The MPs also proposed that all Ministers for the EAC Affairs be permanently stationed at the Tanzanian city of Arusha, which is also the seat for the bloc’s secretariat and the EALA, in order to boost the political support of EALA by the Secretariat.
This, however, received mixed feelings from some of the participants where some said that the issue be further scrutinized before recommending it for implementation.
“I propose that we look clearly into this issue before implementation because there might be some implications both political and economic from some of the partner States,” interjected Prosper Higiro, the Vice President of the Rwandan Senate.
During this seminar, Rwanda was represented by Senators as currently the newly elected members of Parliament are yet to be sworn-in.
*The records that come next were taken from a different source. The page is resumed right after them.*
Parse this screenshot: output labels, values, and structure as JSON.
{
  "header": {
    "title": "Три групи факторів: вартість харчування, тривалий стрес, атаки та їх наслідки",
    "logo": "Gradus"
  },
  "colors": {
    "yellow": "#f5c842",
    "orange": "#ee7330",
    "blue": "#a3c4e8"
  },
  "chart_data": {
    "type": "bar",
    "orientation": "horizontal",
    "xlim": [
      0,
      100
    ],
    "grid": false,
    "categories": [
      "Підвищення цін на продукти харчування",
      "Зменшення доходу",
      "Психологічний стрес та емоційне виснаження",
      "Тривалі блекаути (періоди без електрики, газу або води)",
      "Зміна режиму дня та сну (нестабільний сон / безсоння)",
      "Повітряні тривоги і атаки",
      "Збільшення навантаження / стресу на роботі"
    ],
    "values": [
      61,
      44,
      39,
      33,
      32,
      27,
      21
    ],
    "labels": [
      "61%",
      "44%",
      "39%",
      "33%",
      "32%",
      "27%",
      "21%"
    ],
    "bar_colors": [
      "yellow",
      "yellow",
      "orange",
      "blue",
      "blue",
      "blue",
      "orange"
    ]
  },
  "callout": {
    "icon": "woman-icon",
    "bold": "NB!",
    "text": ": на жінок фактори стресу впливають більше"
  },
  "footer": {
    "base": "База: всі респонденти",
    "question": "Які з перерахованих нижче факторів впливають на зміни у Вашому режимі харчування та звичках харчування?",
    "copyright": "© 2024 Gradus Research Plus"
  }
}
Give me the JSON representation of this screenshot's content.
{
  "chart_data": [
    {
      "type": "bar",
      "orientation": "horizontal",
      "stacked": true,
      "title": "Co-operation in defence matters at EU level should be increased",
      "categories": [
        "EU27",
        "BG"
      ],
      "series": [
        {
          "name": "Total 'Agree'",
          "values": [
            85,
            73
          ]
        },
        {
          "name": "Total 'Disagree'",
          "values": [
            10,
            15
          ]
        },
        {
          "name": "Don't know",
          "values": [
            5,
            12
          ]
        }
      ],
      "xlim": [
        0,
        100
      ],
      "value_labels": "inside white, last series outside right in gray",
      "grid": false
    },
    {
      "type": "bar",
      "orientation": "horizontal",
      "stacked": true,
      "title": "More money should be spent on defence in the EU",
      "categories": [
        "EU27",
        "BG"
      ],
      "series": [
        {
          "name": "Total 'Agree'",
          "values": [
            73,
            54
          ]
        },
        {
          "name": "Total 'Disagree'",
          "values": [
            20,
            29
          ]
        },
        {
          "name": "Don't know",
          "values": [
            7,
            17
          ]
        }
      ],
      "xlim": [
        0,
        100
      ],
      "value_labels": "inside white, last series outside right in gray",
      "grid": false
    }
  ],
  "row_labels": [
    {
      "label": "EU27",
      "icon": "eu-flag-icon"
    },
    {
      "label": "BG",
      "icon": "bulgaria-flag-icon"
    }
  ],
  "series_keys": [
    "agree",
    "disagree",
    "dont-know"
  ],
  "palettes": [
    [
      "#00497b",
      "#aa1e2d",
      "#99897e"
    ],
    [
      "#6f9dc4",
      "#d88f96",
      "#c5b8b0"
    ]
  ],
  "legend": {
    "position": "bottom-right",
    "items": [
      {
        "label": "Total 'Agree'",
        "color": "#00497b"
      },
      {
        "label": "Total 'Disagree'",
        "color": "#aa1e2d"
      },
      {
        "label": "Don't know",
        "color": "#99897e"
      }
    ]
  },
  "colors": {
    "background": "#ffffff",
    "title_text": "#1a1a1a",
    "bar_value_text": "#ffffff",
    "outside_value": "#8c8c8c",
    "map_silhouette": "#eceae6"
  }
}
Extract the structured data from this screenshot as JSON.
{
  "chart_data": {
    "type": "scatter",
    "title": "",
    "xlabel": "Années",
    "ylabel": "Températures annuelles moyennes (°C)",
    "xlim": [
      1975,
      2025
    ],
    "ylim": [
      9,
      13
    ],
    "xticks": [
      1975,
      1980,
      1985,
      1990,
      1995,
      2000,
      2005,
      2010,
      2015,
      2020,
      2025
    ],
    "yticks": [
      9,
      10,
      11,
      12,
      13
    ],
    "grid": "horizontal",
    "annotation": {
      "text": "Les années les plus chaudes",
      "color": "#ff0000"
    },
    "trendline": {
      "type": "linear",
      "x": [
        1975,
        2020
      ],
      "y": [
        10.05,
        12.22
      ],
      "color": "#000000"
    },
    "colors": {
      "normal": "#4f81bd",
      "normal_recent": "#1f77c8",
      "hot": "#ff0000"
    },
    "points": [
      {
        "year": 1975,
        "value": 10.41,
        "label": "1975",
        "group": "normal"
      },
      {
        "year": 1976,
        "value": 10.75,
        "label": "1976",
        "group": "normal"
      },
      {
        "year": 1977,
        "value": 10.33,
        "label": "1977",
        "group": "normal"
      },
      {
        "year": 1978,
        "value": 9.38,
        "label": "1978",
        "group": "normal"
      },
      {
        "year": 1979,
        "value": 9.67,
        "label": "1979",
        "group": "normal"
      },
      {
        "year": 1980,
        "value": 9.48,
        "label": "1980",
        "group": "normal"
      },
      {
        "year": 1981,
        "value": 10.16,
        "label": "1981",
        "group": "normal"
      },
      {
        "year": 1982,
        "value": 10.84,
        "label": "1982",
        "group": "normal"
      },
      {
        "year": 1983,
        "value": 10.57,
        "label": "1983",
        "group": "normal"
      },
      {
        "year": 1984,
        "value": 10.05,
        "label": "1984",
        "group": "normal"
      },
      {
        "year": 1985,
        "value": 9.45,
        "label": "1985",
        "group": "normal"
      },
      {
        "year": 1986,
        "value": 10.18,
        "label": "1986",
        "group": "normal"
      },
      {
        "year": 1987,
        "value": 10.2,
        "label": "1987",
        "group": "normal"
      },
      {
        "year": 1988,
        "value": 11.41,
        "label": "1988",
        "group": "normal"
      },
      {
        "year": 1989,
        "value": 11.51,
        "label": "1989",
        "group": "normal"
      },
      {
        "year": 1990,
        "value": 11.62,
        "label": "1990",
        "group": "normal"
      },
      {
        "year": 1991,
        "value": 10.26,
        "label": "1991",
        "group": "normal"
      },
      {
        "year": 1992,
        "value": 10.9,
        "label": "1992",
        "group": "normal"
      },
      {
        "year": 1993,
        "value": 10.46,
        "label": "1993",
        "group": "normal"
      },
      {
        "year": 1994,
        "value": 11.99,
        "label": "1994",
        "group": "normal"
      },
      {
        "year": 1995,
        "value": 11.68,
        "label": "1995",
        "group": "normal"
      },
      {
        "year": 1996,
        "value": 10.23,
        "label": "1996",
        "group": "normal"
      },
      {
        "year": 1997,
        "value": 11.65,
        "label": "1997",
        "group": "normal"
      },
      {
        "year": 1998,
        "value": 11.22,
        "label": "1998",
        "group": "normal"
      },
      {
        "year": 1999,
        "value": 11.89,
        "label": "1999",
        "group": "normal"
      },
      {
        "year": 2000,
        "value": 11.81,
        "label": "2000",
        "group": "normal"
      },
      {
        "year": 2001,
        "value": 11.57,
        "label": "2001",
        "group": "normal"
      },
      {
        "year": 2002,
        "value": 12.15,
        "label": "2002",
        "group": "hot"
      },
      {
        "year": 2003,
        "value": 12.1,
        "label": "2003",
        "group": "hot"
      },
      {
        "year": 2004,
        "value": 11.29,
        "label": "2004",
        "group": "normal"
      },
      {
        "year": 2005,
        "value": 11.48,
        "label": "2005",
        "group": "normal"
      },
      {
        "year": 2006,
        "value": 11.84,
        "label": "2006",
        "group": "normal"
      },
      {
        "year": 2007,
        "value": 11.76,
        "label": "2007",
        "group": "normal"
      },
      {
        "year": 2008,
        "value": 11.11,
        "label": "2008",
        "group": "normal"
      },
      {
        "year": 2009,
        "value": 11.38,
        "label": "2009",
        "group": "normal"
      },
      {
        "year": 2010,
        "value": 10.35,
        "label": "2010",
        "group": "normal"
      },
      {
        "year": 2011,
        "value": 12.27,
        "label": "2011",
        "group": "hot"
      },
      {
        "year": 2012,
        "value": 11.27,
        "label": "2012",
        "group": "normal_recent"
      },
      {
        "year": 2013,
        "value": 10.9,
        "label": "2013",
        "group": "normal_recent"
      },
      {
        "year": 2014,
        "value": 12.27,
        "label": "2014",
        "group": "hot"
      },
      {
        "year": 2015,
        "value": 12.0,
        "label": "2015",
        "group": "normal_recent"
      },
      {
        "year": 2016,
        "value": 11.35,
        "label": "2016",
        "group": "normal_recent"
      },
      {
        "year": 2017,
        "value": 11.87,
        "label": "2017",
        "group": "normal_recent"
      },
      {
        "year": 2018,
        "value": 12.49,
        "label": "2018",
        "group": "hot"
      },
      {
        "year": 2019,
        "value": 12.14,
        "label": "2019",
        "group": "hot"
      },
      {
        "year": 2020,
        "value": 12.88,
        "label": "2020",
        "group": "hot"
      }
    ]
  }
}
The seminar also concluded that there had been inadequate consultation of the EALA and National Assemblies in the ongoing negotiations on the Common Market.
“The secretariat should therefore avail the Common Market Draft Protocol to National Assemblies and EALA and these consultations should be done by December 15,” reads the recommendation.
Other matters that arose during the seminar included the Economic Partnership Agreements (EPAs) between the EAC and the European Union, which they said was a raw deal that was poorly negotiated.
They called for all stakeholders to engage EPA negotiators by registering their respective concerns before the final signatures are appended to the agreements.
The seminar marked the end of the EALA which have taking place been in Rwanda for almost a month. During their stay, they, the EAC legislators also observed the recent parliamentary elections.